Dearest G-Friend, please stop typecasting yourself!
When you first made your debut in 2015, I thought that you were going to be yet another saccharine girl group – you can’t blame me; you were introduced to the public as sweet, young school girls. But with your subsequent releases like “Me Gustas Tu” and “Rough”, you proved me wrong and demonstrated that you were capable of being feminine without being cloying. And then, compounded by a stroke of (mis)fortune, you rapidly gained popularity despite your rookie status. That was really nice.
And then came your first full-length studio album, LOL. LOL was all kinds of wonderful. With the end of your high school trilogy, this album brought you into a new era. While you were still, understandably, reliant on your trademark, energetic dance moves and feminine sound, you started to explore various new musical genres. Of the twelve tracks, there was a surprisingly large range of styles, from pop to reggae, R&B to rock, and even some house. You really showed off your growth as musicians and as artistes.
But what happened this time with The Awakening? With LOL as the perfect springboard for your propulsion into new musical grounds, why did you regress, instead, back into your comfort zone? Of the six tracks in this fourth mini-album, only two stood out – your title track, “Fingertip”, and to a smaller extent, “Rain in the Spring Time”. “Fingertip”, with its retro influences and slightly grungy touch, is quite different from your usual cheerful style, and “Rain in the Spring Time” is, at least, not boppy like the rest of your album, even if it isn’t really a ballad.
These two songs aside, the rest of your album, unfortunately, was a little disappointing. You were cute, feminine, and youthful, which is not bad — I know, this was what helped you earn numerous accolades — but cute, feminine, and youthful, can only go so far before starting to sound bland and repetitive.
I understand that there has to be some sort of linearity in your image and style across your albums so that you can create a congruent trademark identity. But creating an identity and actively pursuing musical growth are not mutually exclusive! For example, you could cement your identity through your lyrical style, while pushing forward with your musical progress.
Over the years, I have realized that you are rather creative in expressing yourselves through your lyrics. Your lyrics have always been very reflective of your youthful hearts. You have also always been able to find creative analogies, staying away from sappy, lovelorn lyrics even if a lot of your songs centre on the idea of young love.

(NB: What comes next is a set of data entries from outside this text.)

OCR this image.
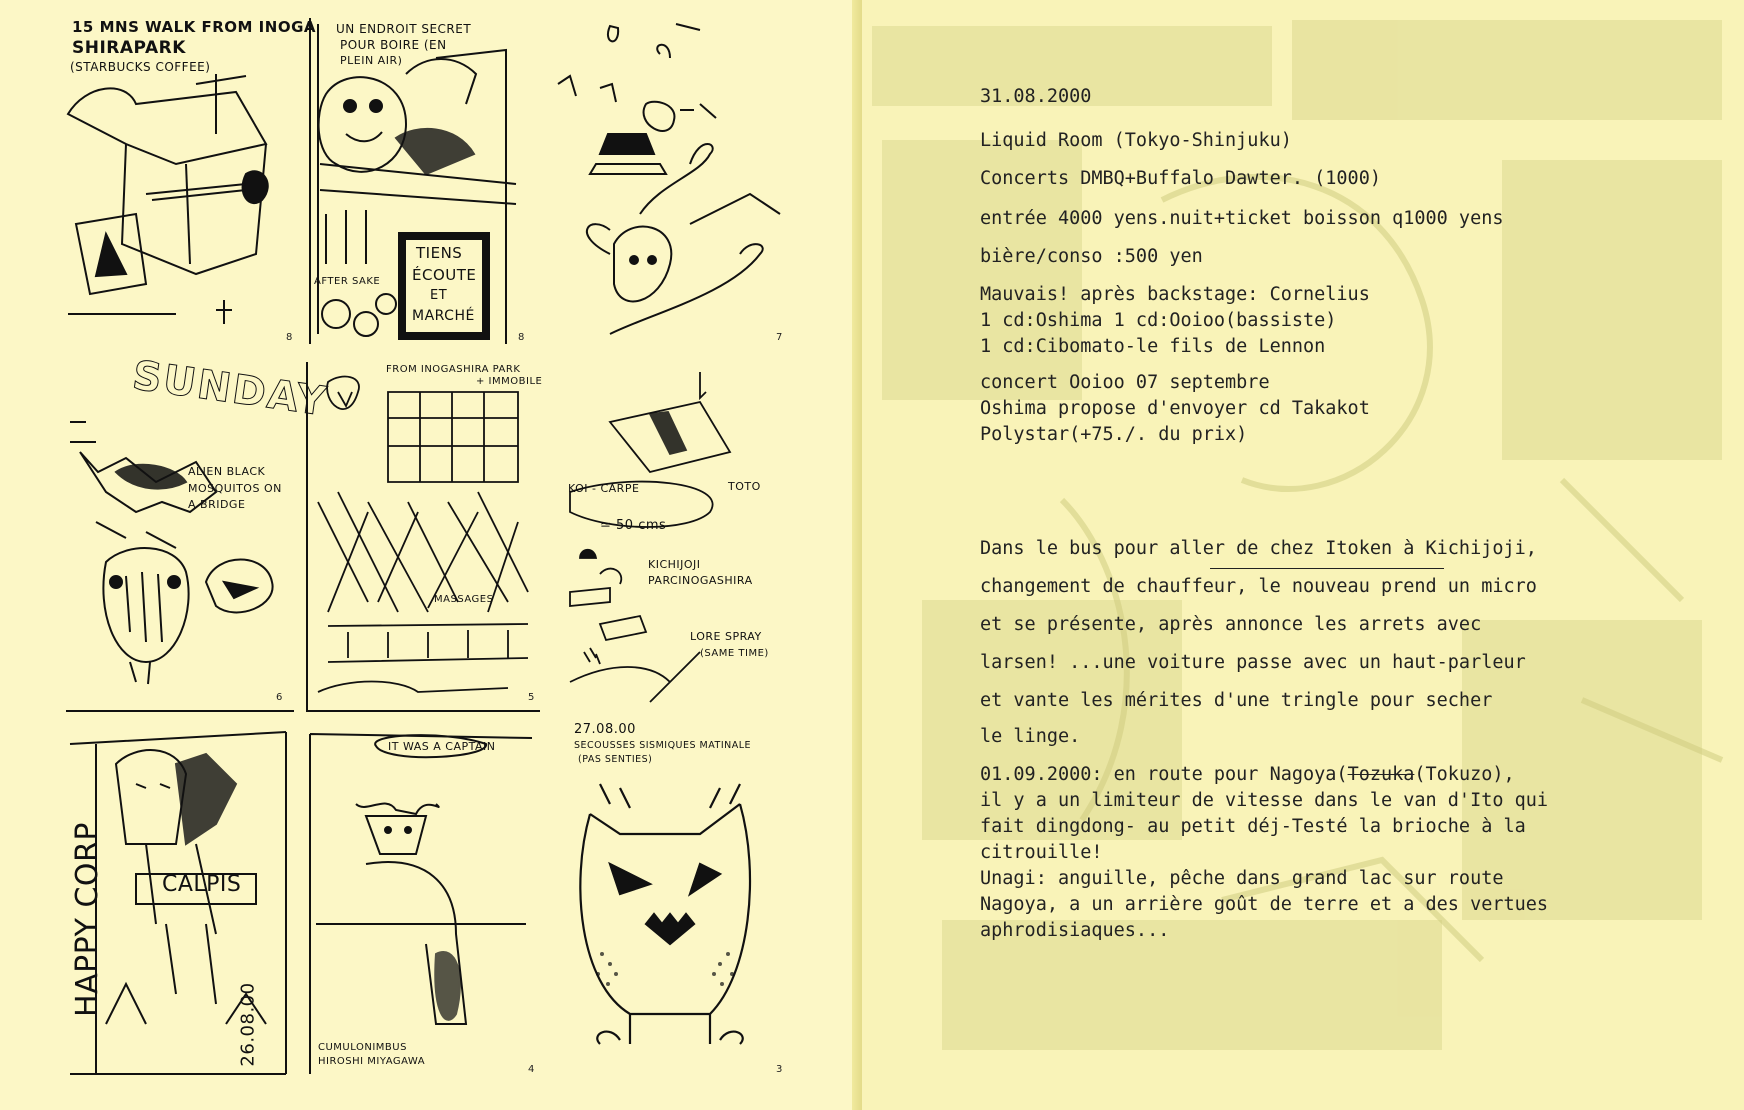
15 MNS WALK FROM INOGA
SHIRAPARK
(STARBUCKS COFFEE)
8
UN ENDROIT SECRET
POUR BOIRE (EN
PLEIN AIR)
TIENS
ÉCOUTE
ET
MARCHÉ
AFTER SAKE
8	7
SUNDAY
ALIEN BLACK MOSQUITOS ON A BRIDGE
6
FROM INOGASHIRA PARK
+ IMMOBILE
MASSAGES
5
KOI - CARPE	TOTO
≃ 50 cms
KICHIJOJI
PARCINOGASHIRA
LORE SPRAY
(SAME TIME)
HAPPY CORP	CALPIS
26.08.00
IT WAS A CAPTAIN
CUMULONIMBUS
HIROSHI MIYAGAWA
4
27.08.00
SECOUSSES SISMIQUES MATINALE
(PAS SENTIES)
3
31.08.2000
Liquid Room (Tokyo-Shinjuku)
Concerts DMBQ+Buffalo Dawter. (1000)
entrée 4000 yens.nuit+ticket boisson q1000 yens
bière/conso :500 yen
Mauvais! après backstage: Cornelius
1 cd:Oshima 1 cd:Ooioo(bassiste)
1 cd:Cibomato-le fils de Lennon
concert Ooioo 07 septembre
Oshima propose d'envoyer cd Takakot
Polystar(+75./. du prix)
Dans le bus pour aller de chez Itoken à Kichijoji,
changement de chauffeur, le nouveau prend un micro
et se présente, après annonce les arrets avec
larsen! ...une voiture passe avec un haut-parleur
et vante les mérites d'une tringle pour secher
le linge.
01.09.2000: en route pour Nagoya(Tozuka(Tokuzo),
il y a un limiteur de vitesse dans le van d'Ito qui
fait dingdong- au petit déj-Testé la brioche à la
citrouille!
Unagi: anguille, pêche dans grand lac sur route
Nagoya, a un arrière goût de terre et a des vertues
aphrodisiaques...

For example, you often make use of nature to illustrate your feelings, such as in “Water Flower” and “Mermaid”. You have thus been able to distance yourselves from the cheesy, carefully maneuvering the precarious balance between youthful and immature. This is really quite a strength!
In The Awakening, you once again proved yourselves in this aspect. “Contrail” is a rather creative analogy that discusses an unrequited love:
I chase after your heart that flows away
I hold my breath and run to you
Ready at any moment, I want to tell you my feelings
A bit bolder, please tell me your feelings
Between the narrow gaps of our hands, please come closer
Right at that place, please fill up the sky
Draw your feelings out, for me
You also went the extra mile, this time, in your lyrical exploration of youth and innocence with “Please Save My Earth”. As a song that is about, well, saving our Earth. It was demonstrative of your dreams for the future, and also reflective of your young, hopeful hearts.
You know it’s you. It’s you; it’s fixed
You know what? No, no
I do not believe you
In the middle, beyond the River of Time
It’s moonlight, protect my planet
So, really, please stretch yourselves a little more musically, G-Friend, is what I’m trying to say! There are numerous ways in which you could possibly do this. Some easy starting points would be, for example, to produce a couple more ballads, maybe some songs in the minor key, or to go a little further in your previous explorations of different musical genres.
Stop worrying about your image because even if you do start to vary in your musical sound, there are other ways in which you can keep your image intact, as aforementioned. Moreover, nobody wants to listen to a group that stagnates musically.
As a group that has only promoted for two years in the industry — and as a group hailing from Source Music, a small company, no less — you are remarkably accomplished, and I believe that that is quite indicative of your talents. Your current concepts have been rehashed one too many times now. Although they might not have failed you yet, it is really time to move on now to new things — greater things.